Parameters and Recovery Actions

Parameters

Parameters allow you to gather and display metrics of an application. A typical KM defines a number of parameter scripts that collect various metrics. As soon as an applications instance is created, all the parameters defined in the application class will automatically be instantiated as well. Parameters that have scripts defined will be put in the RUNQ and will be scheduled by the scheduler.

There are three types of parameters (standard, collector, and consumer) each with different characteristics. The following table lists the mandatory properties of a parameter.

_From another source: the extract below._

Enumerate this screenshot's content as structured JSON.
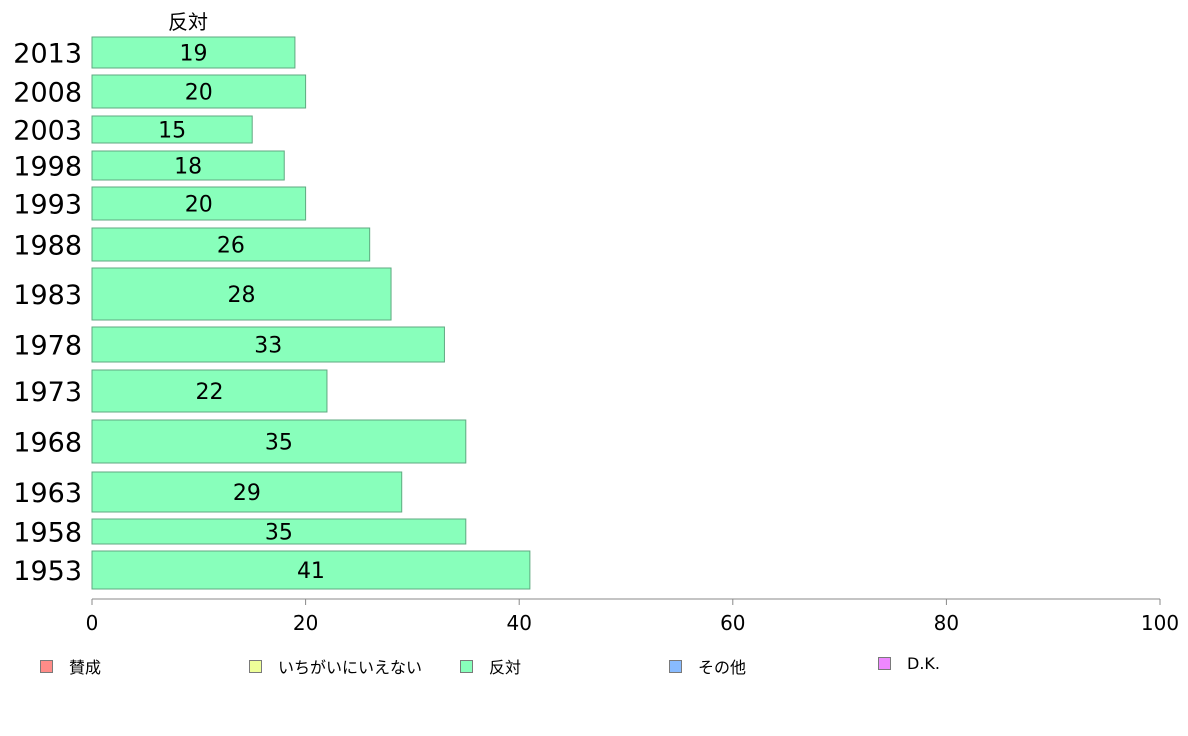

Mandatory Properties of a Parameter

.kml Files	Description
Name	Identifies the parameter in the namespace After the name has been defined, it can't be changed with the developer console anymore. If you really need the change the name of a parameter and don't want to duplicate it manually, you could edit the KM file with a text editor outside of the developer console. After the KM has been modified in such a way, you must restart the developer console for the changes to take effect.
Active	Allows you to create parameters which are inactive by default Usually you will only create active parameters. The active flag is frequently used by customers who are not interested to see the parameter in the console.
Help	Allows you to enter the help context ID and the help file The help context ID has to be numeric (remember this when you are writing your Windows help files, because Windows also supports string context ID's). The help file, must contain a file name without path information.
Type	Standard, collector, or consumer

Besides these mandatory properties, there are also properties that you will only be able to enter, depending on the parameter type you are using. The properties can be divided in two categories: execution and visualization. Depending on the type of parameter you are defining, you might or might not be able to enter information for the properties listed in the following table.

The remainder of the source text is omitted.